Helmet off, I shook my hair back, the blond strands sticking for a second against the inside of the liner before falling to my shoulders. I clipped the helmet to the bars and turned just as he pulled his off.

“Fuck,” I thought.

Stories hadn’t been lying.

Clean jaw. Dark eyes. Tattoos licking up his neck toward a face that should’ve been selling clothes in a mall window somewhere, not dodging bullets in a hospital corridor. Today, there was a line of tension between his brows that hadn’t been there in whatever polished photographs his features were built for.

That backpack though. High and tight. Both straps secured. Brown canvas. Worn at the seams. It looked wrong on Jersey Boy’s shoulders and wasn’t his style. I could tell it was something grabbed in a hurry.

Yeah. My suspicions didn’t like that.

Before I could say anything, the front door slammed open loud enough to rattle the windows.

Liberty came out hard.

I’ve seen grown men with more than one homicide under their belt step back when she walks like that. She’s not tall. Not bulky. But she carriesherself like every bone in her body was filed into a blade and wrapped in snakeskin.

Black hair poured over the bandana tied around her head. Tattoos wrapped her throat. The blackout sleeve on one arm made the other’s riot of ink stand out, every color a story, every line a wound or a weapon. Her eyes took in the scene in one swift sweep.

Me. The Devil’s Ace. His cut. His face. The backpack.

Her lip curled.

“He’s here,” she said, phone tucked to her ear. Her gaze never left Jersey. “Alive. Looks to be in one piece.”

Whoever was on the other line said something sharp. Alice.Blackjack. I knew that tone.

She moved forward like she might bite.

She stopped just shy of him, close enough that I could see the white flecks in her irises. Then she held the phone out. Didn’t offer it. Threw it.

“Here,” she said.

He caught it on reflex, palm smacking against the plastic.

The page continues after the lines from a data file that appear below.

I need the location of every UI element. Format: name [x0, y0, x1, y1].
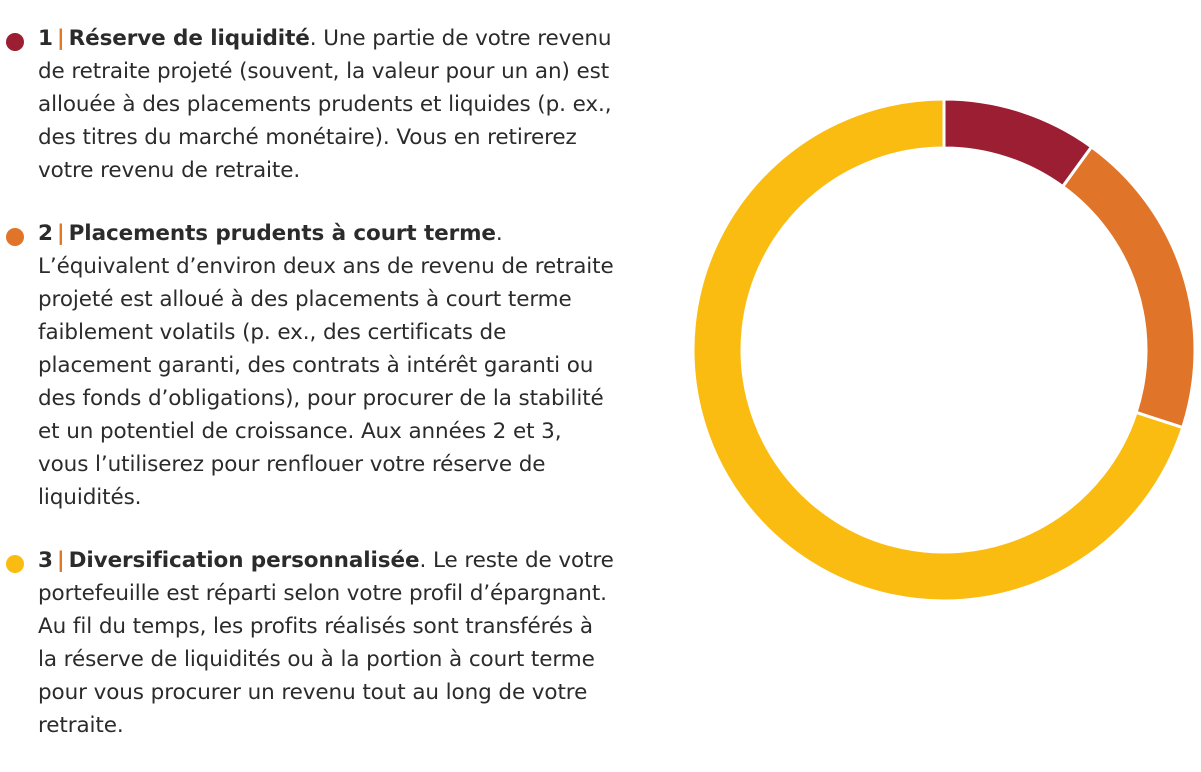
legend-number-3: 3 — [38, 548, 53, 573]
legend-text-1: . Une partie de votre revenu de retraite… — [38, 26, 612, 183]
legend-item-3: 3 | Diversification personnalisée. Le rest… — [6, 544, 616, 742]
legend-item-1: 1 | Réserve de liquidité. Une partie de vo… — [6, 22, 616, 187]
legend-dot-1 — [6, 33, 24, 51]
donut-slice-3 — [691, 97, 1185, 603]
donut-slice-1 — [942, 97, 1094, 189]
legend-separator-1: | — [56, 26, 65, 51]
legend-item-2: 2 | Placements prudents à court terme. L’é… — [6, 217, 616, 514]
legend-dot-2 — [6, 228, 24, 246]
legend-number-1: 1 — [38, 26, 53, 51]
legend-text-3: . Le reste de votre portefeuille est rép… — [38, 548, 614, 738]
legend: 1 | Réserve de liquidité. Une partie de vo… — [6, 22, 616, 772]
legend-number-2: 2 — [38, 221, 53, 246]
donut-chart — [691, 97, 1197, 603]
legend-text-2: . L’équivalent d’environ deux ans de rev… — [38, 221, 614, 510]
legend-separator-3: | — [56, 548, 65, 573]
legend-title-3: Diversification personnalisée — [68, 548, 420, 573]
donut-slice-2 — [1060, 144, 1197, 430]
legend-title-1: Réserve de liquidité — [68, 26, 310, 51]
legend-separator-2: | — [56, 221, 65, 246]
legend-dot-3 — [6, 555, 24, 573]
legend-title-2: Placements prudents à court terme — [68, 221, 496, 246]
donut-slices — [691, 97, 1197, 603]
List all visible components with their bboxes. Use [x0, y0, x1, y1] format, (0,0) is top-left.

“Your President wants to yell in your ear,” she added.

A muscle jumped in his jaw. He lifted the phone.

“Yeah,” he said.

I shifted a step sideways so I could see his face in profile. His eyes hardened instantly when he heard Blackjack. The relief was there too, quick, ugly, gone.

He talked. Fast. Alive. Miami’s condition. The hospital. Something about not touching the tech, just the book. His gaze cut toward me once, measuring, then away.

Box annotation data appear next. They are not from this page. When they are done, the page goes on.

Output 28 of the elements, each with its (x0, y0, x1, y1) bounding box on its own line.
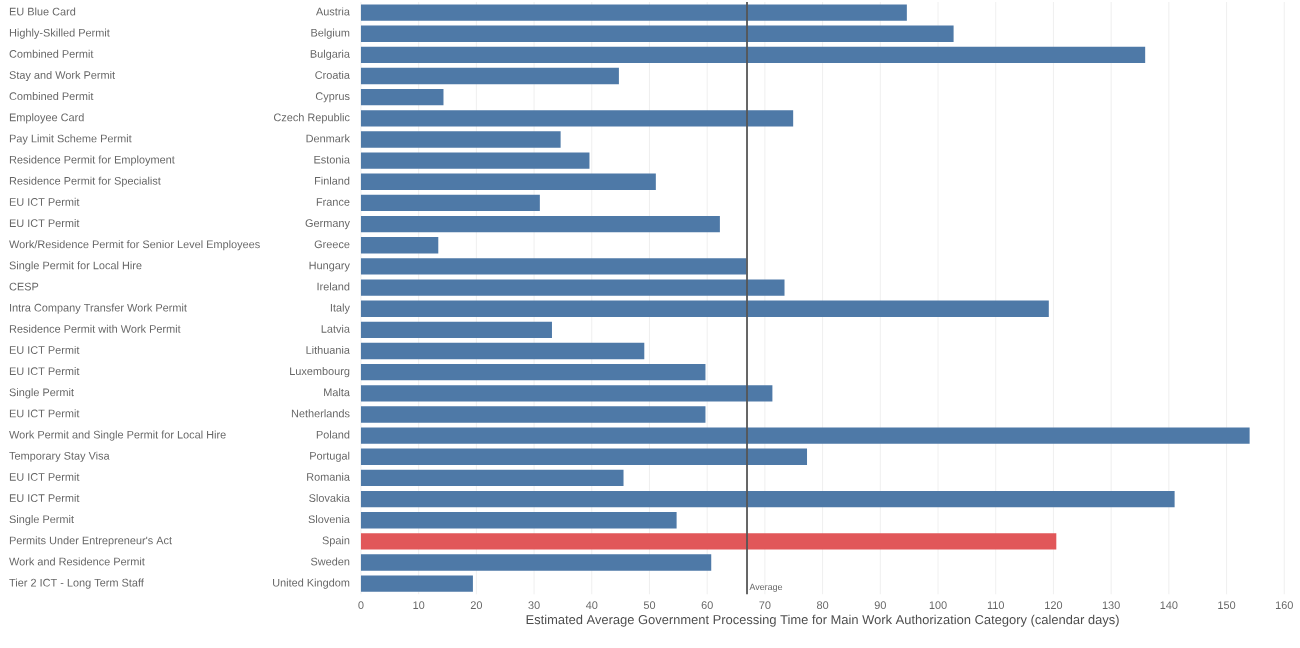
bar (360, 321, 552, 339)
bar (360, 4, 907, 21)
bar (360, 279, 785, 296)
bar (360, 512, 677, 529)
bar (360, 490, 1175, 508)
bar (360, 173, 656, 190)
bar (360, 67, 619, 85)
bar (360, 152, 590, 169)
bar (360, 363, 706, 381)
bar (360, 342, 645, 360)
bar (360, 46, 1146, 64)
bar (360, 300, 1049, 317)
bar (360, 406, 706, 423)
bar (360, 427, 1250, 444)
bar (360, 469, 624, 487)
bar (360, 258, 747, 275)
bar (360, 88, 444, 106)
bar (360, 194, 540, 212)
bar (360, 554, 712, 571)
bar (360, 25, 954, 42)
bar (360, 448, 808, 465)
bar (360, 110, 794, 127)
bar (360, 215, 720, 233)
bar (360, 131, 561, 148)
bar (360, 237, 439, 254)
bar (360, 533, 1057, 550)
bar (360, 385, 773, 402)
bar (360, 575, 473, 592)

Liberty didn’t bother hiding that she was listening to his side. We all were. The whole yard had gone quiet, engine ticks and distant dog barks the only other sounds.

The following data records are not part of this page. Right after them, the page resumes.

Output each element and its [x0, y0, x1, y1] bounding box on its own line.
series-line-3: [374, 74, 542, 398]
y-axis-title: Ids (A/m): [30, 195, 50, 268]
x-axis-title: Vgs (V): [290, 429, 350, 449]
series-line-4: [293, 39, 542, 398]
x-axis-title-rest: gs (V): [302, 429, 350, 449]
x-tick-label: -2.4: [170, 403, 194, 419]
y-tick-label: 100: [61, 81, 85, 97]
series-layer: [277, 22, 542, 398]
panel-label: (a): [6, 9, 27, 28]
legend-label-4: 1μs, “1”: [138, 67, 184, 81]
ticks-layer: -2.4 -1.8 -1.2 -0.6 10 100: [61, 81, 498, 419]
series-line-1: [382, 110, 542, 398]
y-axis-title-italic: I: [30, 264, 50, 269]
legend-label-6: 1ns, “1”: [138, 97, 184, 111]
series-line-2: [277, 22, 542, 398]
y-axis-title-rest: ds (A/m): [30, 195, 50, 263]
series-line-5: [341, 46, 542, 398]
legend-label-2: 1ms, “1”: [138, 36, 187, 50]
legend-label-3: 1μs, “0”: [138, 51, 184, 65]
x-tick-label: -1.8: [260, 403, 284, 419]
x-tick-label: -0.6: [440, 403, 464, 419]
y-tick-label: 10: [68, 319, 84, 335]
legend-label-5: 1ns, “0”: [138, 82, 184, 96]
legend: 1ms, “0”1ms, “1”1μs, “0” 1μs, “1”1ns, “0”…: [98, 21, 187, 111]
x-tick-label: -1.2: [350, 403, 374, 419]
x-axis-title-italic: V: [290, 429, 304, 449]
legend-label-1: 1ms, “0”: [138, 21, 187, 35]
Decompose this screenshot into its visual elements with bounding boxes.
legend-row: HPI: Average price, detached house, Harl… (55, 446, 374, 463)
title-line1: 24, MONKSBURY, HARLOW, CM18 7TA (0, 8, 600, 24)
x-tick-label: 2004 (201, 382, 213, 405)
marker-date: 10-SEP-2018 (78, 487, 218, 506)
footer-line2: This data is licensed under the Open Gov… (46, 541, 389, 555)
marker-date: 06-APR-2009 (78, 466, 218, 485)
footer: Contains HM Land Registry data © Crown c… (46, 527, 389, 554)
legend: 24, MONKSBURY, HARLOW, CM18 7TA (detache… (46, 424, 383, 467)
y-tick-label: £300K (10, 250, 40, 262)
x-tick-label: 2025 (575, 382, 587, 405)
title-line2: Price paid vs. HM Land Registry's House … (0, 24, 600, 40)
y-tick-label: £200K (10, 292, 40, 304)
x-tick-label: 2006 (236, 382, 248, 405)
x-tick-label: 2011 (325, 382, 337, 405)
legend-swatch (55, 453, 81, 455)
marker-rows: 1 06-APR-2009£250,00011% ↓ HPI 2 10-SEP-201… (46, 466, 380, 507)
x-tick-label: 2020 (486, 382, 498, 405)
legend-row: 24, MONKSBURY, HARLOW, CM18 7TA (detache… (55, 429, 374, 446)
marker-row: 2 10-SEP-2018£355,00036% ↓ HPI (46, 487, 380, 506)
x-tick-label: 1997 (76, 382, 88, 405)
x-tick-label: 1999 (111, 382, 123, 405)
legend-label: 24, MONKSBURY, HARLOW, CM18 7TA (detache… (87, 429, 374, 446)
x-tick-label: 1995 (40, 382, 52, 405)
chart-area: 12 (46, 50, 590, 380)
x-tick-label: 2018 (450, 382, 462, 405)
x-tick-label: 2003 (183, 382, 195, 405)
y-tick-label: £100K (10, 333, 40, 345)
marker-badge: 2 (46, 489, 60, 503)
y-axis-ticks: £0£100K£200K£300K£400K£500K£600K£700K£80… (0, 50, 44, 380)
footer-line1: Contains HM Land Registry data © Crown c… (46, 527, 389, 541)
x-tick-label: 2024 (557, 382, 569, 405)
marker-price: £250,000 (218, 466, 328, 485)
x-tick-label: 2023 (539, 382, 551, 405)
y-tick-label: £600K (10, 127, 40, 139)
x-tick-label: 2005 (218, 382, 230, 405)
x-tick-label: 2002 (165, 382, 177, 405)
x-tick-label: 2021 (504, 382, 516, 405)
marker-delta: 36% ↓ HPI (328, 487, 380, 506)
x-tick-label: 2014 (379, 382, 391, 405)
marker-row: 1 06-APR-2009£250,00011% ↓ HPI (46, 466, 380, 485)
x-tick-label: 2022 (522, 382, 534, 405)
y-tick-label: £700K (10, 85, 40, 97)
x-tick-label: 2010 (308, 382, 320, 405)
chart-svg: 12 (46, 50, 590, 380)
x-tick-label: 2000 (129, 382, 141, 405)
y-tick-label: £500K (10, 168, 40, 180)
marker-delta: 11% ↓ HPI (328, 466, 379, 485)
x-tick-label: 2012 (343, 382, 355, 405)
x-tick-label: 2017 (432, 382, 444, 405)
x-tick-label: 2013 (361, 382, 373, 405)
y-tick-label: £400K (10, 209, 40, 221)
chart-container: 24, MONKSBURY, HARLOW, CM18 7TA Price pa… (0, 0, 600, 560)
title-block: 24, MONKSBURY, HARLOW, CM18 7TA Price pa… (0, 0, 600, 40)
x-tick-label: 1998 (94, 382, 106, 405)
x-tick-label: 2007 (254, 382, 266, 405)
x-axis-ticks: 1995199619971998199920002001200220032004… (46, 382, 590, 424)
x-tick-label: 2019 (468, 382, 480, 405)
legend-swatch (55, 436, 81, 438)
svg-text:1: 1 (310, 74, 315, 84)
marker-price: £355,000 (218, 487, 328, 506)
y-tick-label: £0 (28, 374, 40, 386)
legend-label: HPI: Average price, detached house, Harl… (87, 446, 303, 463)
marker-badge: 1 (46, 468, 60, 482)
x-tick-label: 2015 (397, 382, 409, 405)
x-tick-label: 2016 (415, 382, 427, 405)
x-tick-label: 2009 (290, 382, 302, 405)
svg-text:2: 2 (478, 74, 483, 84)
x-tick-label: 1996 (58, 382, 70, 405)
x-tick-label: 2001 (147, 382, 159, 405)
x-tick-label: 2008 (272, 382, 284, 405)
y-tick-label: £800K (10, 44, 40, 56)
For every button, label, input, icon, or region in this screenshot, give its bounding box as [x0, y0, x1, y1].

When Blackjack told him he was sending 8-Ball up later, Jersey’s shoulders lowered half an inch. Not much. Enough for someone like me to notice.

He ended the call with a “Yes, Prez,” roughly the same way a soldier salutes out of habit, out of loyalty, and out of love, and with an apology.

Liberty snatched the phone away as soon as it left his ear. She dipped her chin at me. A signal.

Keep him there.

I didn’t move far. Just enough to give the illusion of space, not enough to actually relinquish it.